1 主イエス様は、これを聞いて驚かれました。

異邦人の口から、これほどみごとな信仰告白が行われた事への驚きでした。選民ユダヤ人の中に見出せなかった信仰告白を、異邦人の中に見出した驚きです。この異邦人の中にユダヤ人以上の立派な信仰を見出した事への驚きです。そして主は、これほど立派な信仰を見習って、一人一人に持ってもらいたいと願っておられるのです。そのために地上に来られたのです。

 

2 しもべの病は直ちに癒されました。13節「さあ行きなさい。あなたの信じたとおりになるように。」と言われたとあります。このようにして、すべては主イエスご自身から出て、そのように成るのです。主は、今朝も私たちに「わたしのもとに来なさい」と招いておられます。その上で「信じて救いを得よ。いのちを得よ。」と言われます。

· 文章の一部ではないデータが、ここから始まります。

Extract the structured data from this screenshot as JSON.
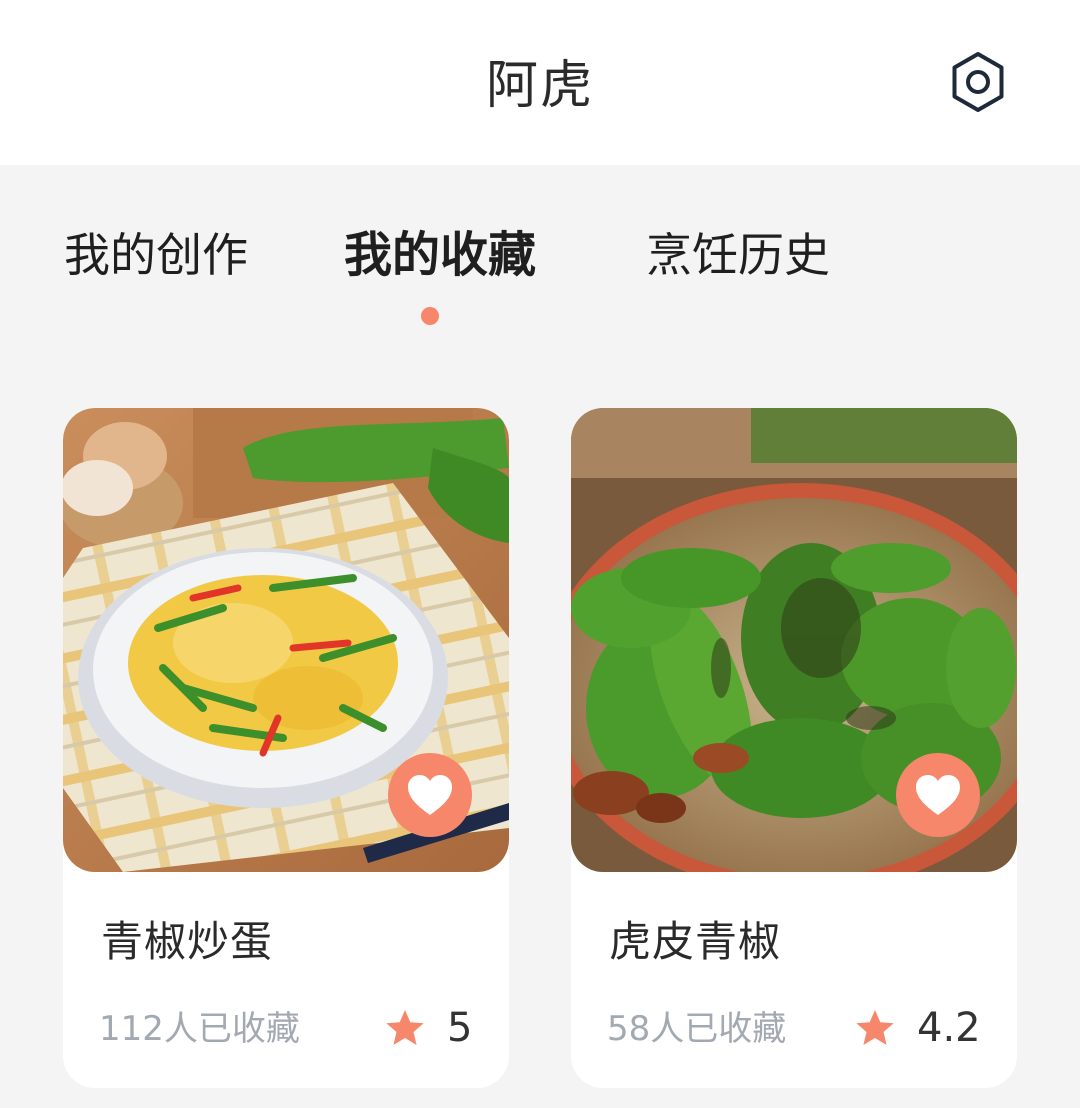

「重荷を負って苦労している者はわたしのもとに来なさい。」です。このお心とお言葉を信じて、いただいて、その信仰によってしっかりと立ち続けましょう。信仰の耳をもって、主のお言葉を聞き、受け続けましょう。

 

3 マタイはここで、イエス様が天の御国にはどのような人たちがいるのかを付け加えて教えられたことを書き記しています。「あなたがたに言いますが、多くの人が東からも西からも来て、天の御国でアブラハム、イサク、ヤコブと一緒に食卓に着きます。しかし御国の子らは外の暗やみに放り出されます。そこで泣いて歯ぎしりするのです」(11-12節)。天の御国はユダヤ人(御国の子ら)だけの領分ではなく、この百人隊長のような異邦人のためにも解放されていることを教えられました。世界中の信仰の人々が招かれている。信仰が神の国の一員となるための基準であると教えられたのです。

 

結び)ヘブル人への手紙 4:14〜16

「さて、私たちには、もろもろの天を通られた、神の子イエスという偉大な大祭司がおられるのですから、信仰の告白を堅く保とうではありませんか。私たちの大祭司は、私たちの弱さに同情できない方ではありません。罪は犯しませんでしたが、すべての点において、私たちと同じように試みにあわれたのです。ですから私たちは、あわれみを受け、また恵みをいただいて、折りにかなった助けをうけるために、大胆に恵みの御座に近づこうではありませんか。」